Comme les servants de la fête, apportons ce que nous avons, aussi insignifiant cela semble-t-il. Comme eux, n’ayons pas peur de ‘‘donner un coup de main’’, et que notre solidarité ainsi que notre engagement pour la justice fassent partie de la danse ou du chant que nous pouvons entonner pour notre Seigneur. Profitons-en aussi pour apprendre et nous laisser imprégner par les valeurs, la sagesse et la foi que les migrants portent avec eux, sans nous fermer à ces ‘‘jarres’’ remplies de sagesse et d’histoire que portent ceux qui continuent d’arriver en ces contrées : ne nous privons pas de tout le bien qu’ils ont à offrir.

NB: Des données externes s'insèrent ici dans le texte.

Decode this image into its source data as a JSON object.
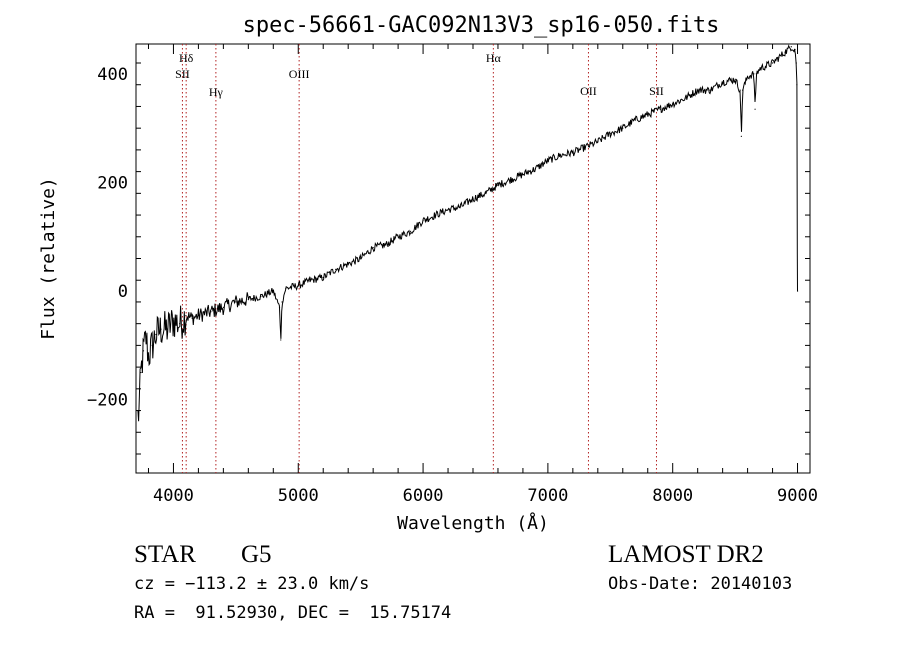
{
  "chart_data": {
    "type": "line",
    "title": "spec-56661-GAC092N13V3_sp16-050.fits",
    "xlabel": "Wavelength (Å)",
    "ylabel": "Flux (relative)",
    "xlim": [
      3700,
      9100
    ],
    "ylim": [
      -335,
      455
    ],
    "xticks": [
      4000,
      5000,
      6000,
      7000,
      8000,
      9000
    ],
    "yticks": [
      -200,
      0,
      200,
      400
    ],
    "grid": false,
    "series": [
      {
        "x": [
          3720,
          3740,
          3760,
          3780,
          3800,
          3830,
          3860,
          3900,
          3950,
          4000,
          4050,
          4100,
          4150,
          4200,
          4300,
          4400,
          4500,
          4600,
          4700,
          4800,
          4850,
          4860,
          4870,
          4900,
          5000,
          5100,
          5200,
          5300,
          5400,
          5500,
          5600,
          5700,
          5800,
          5900,
          6000,
          6100,
          6200,
          6300,
          6400,
          6500,
          6600,
          6700,
          6800,
          6900,
          7000,
          7100,
          7200,
          7300,
          7400,
          7500,
          7600,
          7700,
          7800,
          7850,
          7900,
          8000,
          8100,
          8200,
          8300,
          8400,
          8500,
          8540,
          8550,
          8560,
          8600,
          8650,
          8660,
          8670,
          8700,
          8800,
          8850,
          8900,
          8950,
          8980,
          8990,
          8995
        ],
        "y": [
          -230,
          -150,
          -110,
          -85,
          -120,
          -100,
          -80,
          -70,
          -70,
          -55,
          -60,
          -45,
          -50,
          -45,
          -38,
          -30,
          -20,
          -15,
          -10,
          0,
          -30,
          -90,
          -20,
          5,
          10,
          20,
          25,
          40,
          50,
          60,
          80,
          85,
          100,
          110,
          130,
          140,
          150,
          155,
          170,
          180,
          195,
          205,
          215,
          225,
          240,
          250,
          255,
          265,
          275,
          290,
          300,
          315,
          325,
          330,
          335,
          345,
          355,
          370,
          370,
          385,
          390,
          370,
          285,
          370,
          395,
          400,
          335,
          400,
          410,
          420,
          430,
          440,
          450,
          445,
          420,
          380
        ]
      }
    ],
    "lines": [
      {
        "label": "Hδ",
        "x": 4102
      },
      {
        "label": "SII",
        "x": 4072
      },
      {
        "label": "Hγ",
        "x": 4340
      },
      {
        "label": "OIII",
        "x": 5007
      },
      {
        "label": "Hα",
        "x": 6563
      },
      {
        "label": "OII",
        "x": 7325
      },
      {
        "label": "SII",
        "x": 7870
      }
    ],
    "line_color": "#000000",
    "marker_color": "#b22222"
  },
  "info": {
    "class": "STAR",
    "subclass": "G5",
    "survey": "LAMOST DR2",
    "cz": "cz = −113.2 ± 23.0 km/s",
    "obs_date": "Obs-Date: 20140103",
    "coords": "RA =  91.52930, DEC =  15.75174"
  }
}
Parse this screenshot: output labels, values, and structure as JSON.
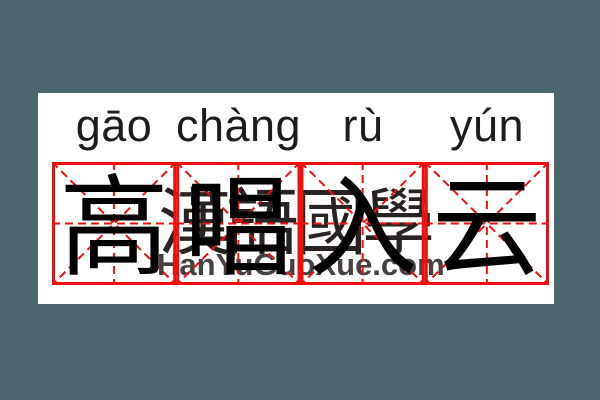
{
  "colors": {
    "matte_background": "#4c666e",
    "card_background": "#ffffff",
    "grid_red": "#f10e0e",
    "character_black": "#000000",
    "pinyin_color": "#1d1d1d",
    "watermark_color": "#2c2626"
  },
  "pinyin": {
    "syllables": [
      "gāo",
      "chàng",
      "rù",
      "yún"
    ]
  },
  "idiom": {
    "characters": [
      "高",
      "唱",
      "入",
      "云"
    ]
  },
  "watermark": {
    "cjk_text": "漢語國學",
    "site_text": "HanYuGuoXue.com"
  },
  "grid": {
    "cell_count": 4
  }
}
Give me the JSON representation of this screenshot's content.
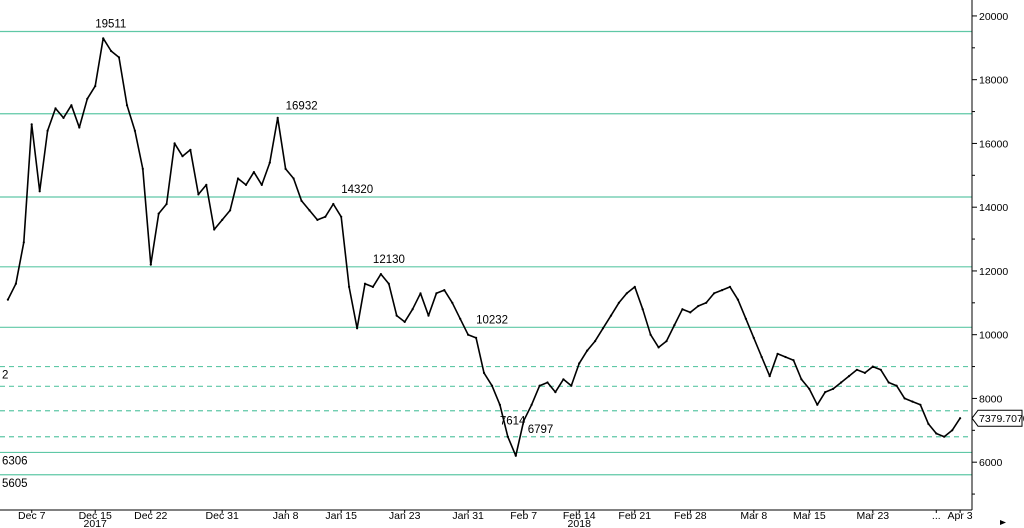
{
  "chart_data": {
    "type": "line",
    "title": "",
    "xlabel": "",
    "ylabel": "",
    "ylim": [
      4500,
      20500
    ],
    "grid": false,
    "y_ticks": [
      6000,
      8000,
      10000,
      12000,
      14000,
      16000,
      18000,
      20000
    ],
    "x_ticks": [
      {
        "label": "Dec 7",
        "date": "2017-12-07"
      },
      {
        "label": "Dec 15",
        "date": "2017-12-15"
      },
      {
        "label": "Dec 22",
        "date": "2017-12-22"
      },
      {
        "label": "Dec 31",
        "date": "2017-12-31"
      },
      {
        "label": "Jan 8",
        "date": "2018-01-08"
      },
      {
        "label": "Jan 15",
        "date": "2018-01-15"
      },
      {
        "label": "Jan 23",
        "date": "2018-01-23"
      },
      {
        "label": "Jan 31",
        "date": "2018-01-31"
      },
      {
        "label": "Feb 7",
        "date": "2018-02-07"
      },
      {
        "label": "Feb 14",
        "date": "2018-02-14"
      },
      {
        "label": "Feb 21",
        "date": "2018-02-21"
      },
      {
        "label": "Feb 28",
        "date": "2018-02-28"
      },
      {
        "label": "Mar 8",
        "date": "2018-03-08"
      },
      {
        "label": "Mar 15",
        "date": "2018-03-15"
      },
      {
        "label": "Mar 23",
        "date": "2018-03-23"
      },
      {
        "label": "...",
        "date": "2018-03-31"
      },
      {
        "label": "Apr 3",
        "date": "2018-04-03"
      }
    ],
    "year_labels": [
      {
        "label": "2017",
        "date": "2017-12-15"
      },
      {
        "label": "2018",
        "date": "2018-02-14"
      }
    ],
    "levels": [
      {
        "value": 19511,
        "label": "19511",
        "style": "solid"
      },
      {
        "value": 16932,
        "label": "16932",
        "style": "solid"
      },
      {
        "value": 14320,
        "label": "14320",
        "style": "solid"
      },
      {
        "value": 12130,
        "label": "12130",
        "style": "solid"
      },
      {
        "value": 10232,
        "label": "10232",
        "style": "solid"
      },
      {
        "value": 9000,
        "label": "2",
        "style": "dashed"
      },
      {
        "value": 8380,
        "label": "",
        "style": "dashed"
      },
      {
        "value": 7614,
        "label": "7614",
        "style": "dashed"
      },
      {
        "value": 6797,
        "label": "6797",
        "style": "dashed"
      },
      {
        "value": 6306,
        "label": "6306",
        "style": "solid"
      },
      {
        "value": 5605,
        "label": "5605",
        "style": "solid"
      }
    ],
    "last_value": "7379.7070",
    "series": [
      {
        "points": [
          [
            "2017-12-04",
            11100
          ],
          [
            "2017-12-05",
            11600
          ],
          [
            "2017-12-06",
            12900
          ],
          [
            "2017-12-07",
            16600
          ],
          [
            "2017-12-08",
            14500
          ],
          [
            "2017-12-09",
            16400
          ],
          [
            "2017-12-10",
            17100
          ],
          [
            "2017-12-11",
            16800
          ],
          [
            "2017-12-12",
            17200
          ],
          [
            "2017-12-13",
            16500
          ],
          [
            "2017-12-14",
            17400
          ],
          [
            "2017-12-15",
            17800
          ],
          [
            "2017-12-16",
            19300
          ],
          [
            "2017-12-17",
            18900
          ],
          [
            "2017-12-18",
            18700
          ],
          [
            "2017-12-19",
            17200
          ],
          [
            "2017-12-20",
            16400
          ],
          [
            "2017-12-21",
            15200
          ],
          [
            "2017-12-22",
            12200
          ],
          [
            "2017-12-23",
            13800
          ],
          [
            "2017-12-24",
            14100
          ],
          [
            "2017-12-25",
            16000
          ],
          [
            "2017-12-26",
            15600
          ],
          [
            "2017-12-27",
            15800
          ],
          [
            "2017-12-28",
            14400
          ],
          [
            "2017-12-29",
            14700
          ],
          [
            "2017-12-30",
            13300
          ],
          [
            "2017-12-31",
            13600
          ],
          [
            "2018-01-01",
            13900
          ],
          [
            "2018-01-02",
            14900
          ],
          [
            "2018-01-03",
            14700
          ],
          [
            "2018-01-04",
            15100
          ],
          [
            "2018-01-05",
            14700
          ],
          [
            "2018-01-06",
            15400
          ],
          [
            "2018-01-07",
            16800
          ],
          [
            "2018-01-08",
            15200
          ],
          [
            "2018-01-09",
            14900
          ],
          [
            "2018-01-10",
            14200
          ],
          [
            "2018-01-11",
            13900
          ],
          [
            "2018-01-12",
            13600
          ],
          [
            "2018-01-13",
            13700
          ],
          [
            "2018-01-14",
            14100
          ],
          [
            "2018-01-15",
            13700
          ],
          [
            "2018-01-16",
            11500
          ],
          [
            "2018-01-17",
            10200
          ],
          [
            "2018-01-18",
            11600
          ],
          [
            "2018-01-19",
            11500
          ],
          [
            "2018-01-20",
            11900
          ],
          [
            "2018-01-21",
            11600
          ],
          [
            "2018-01-22",
            10600
          ],
          [
            "2018-01-23",
            10400
          ],
          [
            "2018-01-24",
            10800
          ],
          [
            "2018-01-25",
            11300
          ],
          [
            "2018-01-26",
            10600
          ],
          [
            "2018-01-27",
            11300
          ],
          [
            "2018-01-28",
            11400
          ],
          [
            "2018-01-29",
            11000
          ],
          [
            "2018-01-30",
            10500
          ],
          [
            "2018-01-31",
            10000
          ],
          [
            "2018-02-01",
            9900
          ],
          [
            "2018-02-02",
            8800
          ],
          [
            "2018-02-03",
            8400
          ],
          [
            "2018-02-04",
            7800
          ],
          [
            "2018-02-05",
            6800
          ],
          [
            "2018-02-06",
            6200
          ],
          [
            "2018-02-07",
            7300
          ],
          [
            "2018-02-08",
            7800
          ],
          [
            "2018-02-09",
            8400
          ],
          [
            "2018-02-10",
            8500
          ],
          [
            "2018-02-11",
            8200
          ],
          [
            "2018-02-12",
            8600
          ],
          [
            "2018-02-13",
            8400
          ],
          [
            "2018-02-14",
            9100
          ],
          [
            "2018-02-15",
            9500
          ],
          [
            "2018-02-16",
            9800
          ],
          [
            "2018-02-17",
            10200
          ],
          [
            "2018-02-18",
            10600
          ],
          [
            "2018-02-19",
            11000
          ],
          [
            "2018-02-20",
            11300
          ],
          [
            "2018-02-21",
            11500
          ],
          [
            "2018-02-22",
            10800
          ],
          [
            "2018-02-23",
            10000
          ],
          [
            "2018-02-24",
            9600
          ],
          [
            "2018-02-25",
            9800
          ],
          [
            "2018-02-26",
            10300
          ],
          [
            "2018-02-27",
            10800
          ],
          [
            "2018-02-28",
            10700
          ],
          [
            "2018-03-01",
            10900
          ],
          [
            "2018-03-02",
            11000
          ],
          [
            "2018-03-03",
            11300
          ],
          [
            "2018-03-04",
            11400
          ],
          [
            "2018-03-05",
            11500
          ],
          [
            "2018-03-06",
            11100
          ],
          [
            "2018-03-07",
            10500
          ],
          [
            "2018-03-08",
            9900
          ],
          [
            "2018-03-09",
            9300
          ],
          [
            "2018-03-10",
            8700
          ],
          [
            "2018-03-11",
            9400
          ],
          [
            "2018-03-12",
            9300
          ],
          [
            "2018-03-13",
            9200
          ],
          [
            "2018-03-14",
            8600
          ],
          [
            "2018-03-15",
            8300
          ],
          [
            "2018-03-16",
            7800
          ],
          [
            "2018-03-17",
            8200
          ],
          [
            "2018-03-18",
            8300
          ],
          [
            "2018-03-19",
            8500
          ],
          [
            "2018-03-20",
            8700
          ],
          [
            "2018-03-21",
            8900
          ],
          [
            "2018-03-22",
            8800
          ],
          [
            "2018-03-23",
            9000
          ],
          [
            "2018-03-24",
            8900
          ],
          [
            "2018-03-25",
            8500
          ],
          [
            "2018-03-26",
            8400
          ],
          [
            "2018-03-27",
            8000
          ],
          [
            "2018-03-28",
            7900
          ],
          [
            "2018-03-29",
            7800
          ],
          [
            "2018-03-30",
            7200
          ],
          [
            "2018-03-31",
            6900
          ],
          [
            "2018-04-01",
            6800
          ],
          [
            "2018-04-02",
            7000
          ],
          [
            "2018-04-03",
            7380
          ]
        ]
      }
    ]
  }
}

Et ensuite, laissons Jésus achever le miracle, en transformant nos communautés et nos cœurs en signes vivants de sa présence, qui est joyeuse et festive car nous avons fait l’expérience que « Dieu est avec nous » parce que nous avons appris à l’héberger dans notre cœur. Joie et fête contagieuses, qui nous conduisent à ne laisser aucune personne hors de l’annonce de cette Bonne Nouvelle, à transmettre tout ce qu’il y a dans notre culture d’origine pour enrichir aussi l’autre de tout ce qui est nôtre, de nos traditions, de notre sagesse ancestrale, pour que celui qui vient trouve la sagesse et donne la sagesse. C’est cela la fête, c’est cela l’eau changée en vin, c’est cela le miracle que fait Jésus.
Que Marie continue de susurrer à l’oreille de son Fils Jésus : « Ils n’ont plus de vin », et qu’en nous continuent de se faire chair ses paroles : « Tout ce qu’il vous dira, faites-le ».